The European Commission asked EU Member States on Tuesday (8 June) for additional budget of €3.6 billion for African countries with the ultimate goal to tackle the refugee crisis. If the money is granted, it will be matched with another €3.6 billion from the EU budget, which was provided by national governments earlier. Most of the budget will be used as risk guarantees to boost private investment in the businesses in developing countries. On top of the new funding from national governments, financial institutions such as the European Investment Bank, will be also involved in the new scheme.

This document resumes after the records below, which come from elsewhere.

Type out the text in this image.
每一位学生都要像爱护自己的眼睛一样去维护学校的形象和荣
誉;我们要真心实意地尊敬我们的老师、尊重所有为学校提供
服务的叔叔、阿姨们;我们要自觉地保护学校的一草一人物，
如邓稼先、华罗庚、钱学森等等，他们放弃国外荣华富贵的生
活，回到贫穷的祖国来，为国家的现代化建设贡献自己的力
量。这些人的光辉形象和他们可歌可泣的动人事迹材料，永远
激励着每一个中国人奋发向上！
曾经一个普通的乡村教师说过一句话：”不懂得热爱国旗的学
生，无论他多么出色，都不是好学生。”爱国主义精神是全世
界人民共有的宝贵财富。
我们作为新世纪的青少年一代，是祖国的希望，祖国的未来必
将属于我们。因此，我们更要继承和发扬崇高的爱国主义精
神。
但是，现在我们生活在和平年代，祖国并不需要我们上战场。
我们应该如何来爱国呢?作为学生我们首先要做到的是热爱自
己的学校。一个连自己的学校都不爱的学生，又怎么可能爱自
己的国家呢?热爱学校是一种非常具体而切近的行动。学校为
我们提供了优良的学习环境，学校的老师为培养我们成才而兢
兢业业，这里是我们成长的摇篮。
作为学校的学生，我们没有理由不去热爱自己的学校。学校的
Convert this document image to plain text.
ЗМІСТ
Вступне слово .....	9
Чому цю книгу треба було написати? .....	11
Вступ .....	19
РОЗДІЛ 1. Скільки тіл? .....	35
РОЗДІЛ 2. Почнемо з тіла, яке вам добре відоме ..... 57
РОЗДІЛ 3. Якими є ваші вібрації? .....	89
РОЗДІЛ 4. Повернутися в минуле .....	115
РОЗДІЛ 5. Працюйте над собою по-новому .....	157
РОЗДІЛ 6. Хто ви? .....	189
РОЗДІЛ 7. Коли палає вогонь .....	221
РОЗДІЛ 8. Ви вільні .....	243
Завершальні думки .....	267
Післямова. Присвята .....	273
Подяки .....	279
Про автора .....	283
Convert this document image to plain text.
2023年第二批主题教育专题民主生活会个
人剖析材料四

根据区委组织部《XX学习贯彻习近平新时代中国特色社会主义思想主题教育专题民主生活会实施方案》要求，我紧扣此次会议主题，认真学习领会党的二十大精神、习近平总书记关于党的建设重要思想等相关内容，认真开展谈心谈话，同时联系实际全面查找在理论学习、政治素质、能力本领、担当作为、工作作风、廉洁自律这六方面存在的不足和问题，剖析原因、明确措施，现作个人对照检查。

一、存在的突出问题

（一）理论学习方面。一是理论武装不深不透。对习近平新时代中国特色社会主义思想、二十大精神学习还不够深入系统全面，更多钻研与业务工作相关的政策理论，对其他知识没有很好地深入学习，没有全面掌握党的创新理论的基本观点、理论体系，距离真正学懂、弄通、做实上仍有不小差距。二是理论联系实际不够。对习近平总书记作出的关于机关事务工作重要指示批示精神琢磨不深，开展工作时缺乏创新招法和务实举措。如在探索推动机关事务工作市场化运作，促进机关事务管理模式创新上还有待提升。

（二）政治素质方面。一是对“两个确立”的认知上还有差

The idea reflects the basis of the Juncker Investment Plan, which designated €21 billion as risk guarantees to unlock investment in Europe. The EU executive believes that the €6.2 billion budget could leverage up to €62 billion of investment in many Middle Eastern and African countries such as Lebanon, Jordan, Niger, Senegal, Nigeria, Mali, Ethiopia, Tunisia and Libya. However, the intended 10x ratio is less than 15x ratio in the Juncker Plan, which was believed to bring investment worth up to €315 billion over the next three years.
Commission First Vice-President Frans Timmermans commented that the EU “needs to do more to improve opportunities in countries of origin so people do not feel compelled to leave. We need to reconsider our traditional models of development cooperation and give a much greater role to private investors”. Mr Timmermans added that the EU would shortly propose a new external investment fund to encourage private investment in developing countries. “For this, we will mobilize €3.1 billion which will trigger €31 billion. It could even reach €62 billion euros if Member States and other partners match the EU’s contributions,” he added.